CISO role grows in stature, but challenges remain

In order to find out how CISOs perceive the state of their profession, Optiv Security interviewed 200 CISOs or senior security personnel with equivalent responsibilities in both the US and the UK.

CISO role

Perceiving cybersecurity

Survey respondents indicated a fundamental change in how senior executives and board members perceive cybersecurity. Perhaps most surprising was the fact that 58% said experiencing a data breach makes them more attractive to potential employers. This stands in stark contrast to years past when a data breach was often a fireable offense for CISOs.

Other notable results related to this topic include:

  • 96% either slightly or strongly agreed that senior executives have a better understanding of cybersecurity than they did five years ago.
  • 67% said their businesses prioritize cybersecurity above all other business considerations.
  • 76% indicated that cybersecurity risk has become important enough to businesses that CISOs will begin to be named as CEOs.

Ignoring best practices

The survey also found that a significant number of CISOs are not following best practices with cybersecurity.

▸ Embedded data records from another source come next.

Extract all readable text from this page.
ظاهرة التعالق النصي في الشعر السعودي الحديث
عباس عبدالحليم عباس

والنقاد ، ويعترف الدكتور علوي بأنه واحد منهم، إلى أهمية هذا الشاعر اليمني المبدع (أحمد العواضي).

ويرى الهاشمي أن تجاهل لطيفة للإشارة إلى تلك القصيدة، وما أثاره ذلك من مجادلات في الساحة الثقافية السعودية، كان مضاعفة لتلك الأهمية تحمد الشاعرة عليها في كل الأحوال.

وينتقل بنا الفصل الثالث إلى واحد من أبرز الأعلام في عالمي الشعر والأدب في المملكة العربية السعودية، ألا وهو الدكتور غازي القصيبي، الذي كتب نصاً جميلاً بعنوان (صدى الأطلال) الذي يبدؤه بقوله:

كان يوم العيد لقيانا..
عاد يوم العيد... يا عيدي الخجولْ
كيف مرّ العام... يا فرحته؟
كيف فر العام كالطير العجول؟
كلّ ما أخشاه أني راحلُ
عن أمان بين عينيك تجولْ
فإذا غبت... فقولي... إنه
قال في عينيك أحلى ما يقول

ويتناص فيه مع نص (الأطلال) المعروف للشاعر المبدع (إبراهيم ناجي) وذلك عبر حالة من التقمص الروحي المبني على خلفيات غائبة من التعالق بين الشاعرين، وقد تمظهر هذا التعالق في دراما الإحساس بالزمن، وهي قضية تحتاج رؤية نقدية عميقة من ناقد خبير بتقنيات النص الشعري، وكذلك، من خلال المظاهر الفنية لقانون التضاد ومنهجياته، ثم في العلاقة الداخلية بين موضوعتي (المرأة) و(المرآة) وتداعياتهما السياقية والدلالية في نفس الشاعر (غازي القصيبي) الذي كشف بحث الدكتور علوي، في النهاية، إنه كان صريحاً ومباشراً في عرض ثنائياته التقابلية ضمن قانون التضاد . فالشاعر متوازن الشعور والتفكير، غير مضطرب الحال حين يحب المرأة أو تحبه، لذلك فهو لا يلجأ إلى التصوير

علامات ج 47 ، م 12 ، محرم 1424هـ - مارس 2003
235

More than half (54%) of U.S. CISOs and 44% of U.K. CISOs indicated that they practice their incident response plans at a frequency of once a year or less. Industry best practices call for frequent incident response tests and practice, so teams are ready for the real thing when it happens.

CISO role

When asked, “If you could stop the business for six months and have the luxury of time to execute any security priorities, which areas would you choose to focus on?”, the answer, “Catch up on basic functions like patching and vulnerability scanning,” finished dead last – even though unpatched vulnerabilities are often cited as the most common source of data breaches (57% of all breaches, according to a study by the Ponemon Institute).

Finally, CISOs were in broad agreement (88%) that it would be worthwhile to have a global treaty in place on cybersecurity, like the Geneva Convention, where countries agree to a set of principals governing their conduct on the internet.